6. If you decide to renounce U.S. citizenship and obtain a Certificate of Loss of Nationality (CLN) you'll likely need past years' tax filings to do it;

7. It's reasonably likely that employers, financial institutions, governments, and others will increasingly require their clients and associates to be tax compliant in order to avoid their incurring certain risks.

FBARs (FinCEN Form 114) are different. There is a penalty for non-filing (or for late filing) if you are required to file a FBAR. Whether the penalty is charged or not is a separate question, but the U.S. Treasury certainly has the legal right to collect penalties if you're late, don't file, or file a false report.


----------



## billthomson (Aug 20, 2014)

I wanted to clarify, the reason I suggested I'd have the kids renounce at 18 is that my understanding is that between 18 and 18.5 you can renounce without having to document 5 years of tax compliance, I seem to recall it's easier to renounce in this time frame (albeit you still need to pay the ridiculous new fee).

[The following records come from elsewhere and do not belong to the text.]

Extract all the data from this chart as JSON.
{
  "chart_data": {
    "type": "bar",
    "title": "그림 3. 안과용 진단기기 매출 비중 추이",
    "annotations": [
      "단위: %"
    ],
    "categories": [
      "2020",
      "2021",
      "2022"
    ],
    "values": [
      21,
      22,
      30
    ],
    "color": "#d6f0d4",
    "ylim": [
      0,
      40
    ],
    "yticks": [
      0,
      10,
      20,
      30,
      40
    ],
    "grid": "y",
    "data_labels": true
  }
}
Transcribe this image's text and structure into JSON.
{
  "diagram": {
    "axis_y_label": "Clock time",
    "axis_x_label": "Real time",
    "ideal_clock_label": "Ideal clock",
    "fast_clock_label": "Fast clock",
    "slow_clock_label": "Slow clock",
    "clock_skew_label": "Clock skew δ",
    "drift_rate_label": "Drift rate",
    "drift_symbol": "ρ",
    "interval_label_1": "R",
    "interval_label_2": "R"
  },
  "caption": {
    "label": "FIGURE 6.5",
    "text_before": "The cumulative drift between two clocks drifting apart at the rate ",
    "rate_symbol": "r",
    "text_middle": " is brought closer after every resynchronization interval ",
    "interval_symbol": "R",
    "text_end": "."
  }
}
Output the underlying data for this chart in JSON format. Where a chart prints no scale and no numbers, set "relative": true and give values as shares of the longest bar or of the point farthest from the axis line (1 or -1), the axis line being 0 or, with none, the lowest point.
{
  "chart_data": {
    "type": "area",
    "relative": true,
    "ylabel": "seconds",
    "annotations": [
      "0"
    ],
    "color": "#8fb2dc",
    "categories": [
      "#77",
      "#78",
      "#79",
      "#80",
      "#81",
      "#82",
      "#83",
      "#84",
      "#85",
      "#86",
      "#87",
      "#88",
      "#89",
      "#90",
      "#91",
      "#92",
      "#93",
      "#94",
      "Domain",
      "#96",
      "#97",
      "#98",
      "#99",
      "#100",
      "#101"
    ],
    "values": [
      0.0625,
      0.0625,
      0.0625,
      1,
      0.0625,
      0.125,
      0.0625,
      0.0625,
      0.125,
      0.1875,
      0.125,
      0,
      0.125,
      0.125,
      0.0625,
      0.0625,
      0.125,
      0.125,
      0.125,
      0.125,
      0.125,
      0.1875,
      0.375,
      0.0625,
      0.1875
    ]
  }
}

And yes, even though it is very unlikely that they'd owe anything, my personal experience is that the actual filing/forms can't be filed properly on a TFSA/RESP/Mutual fund based on the info provided for the accounts at year end. I'd like to think the US will deal with this before it impacts my kids, but I'm not hopeful. I didn't make my first mutual fund or retirement contribution until I was in my 30s, but I'd encourage my kids to put away a small amount earlier.


----------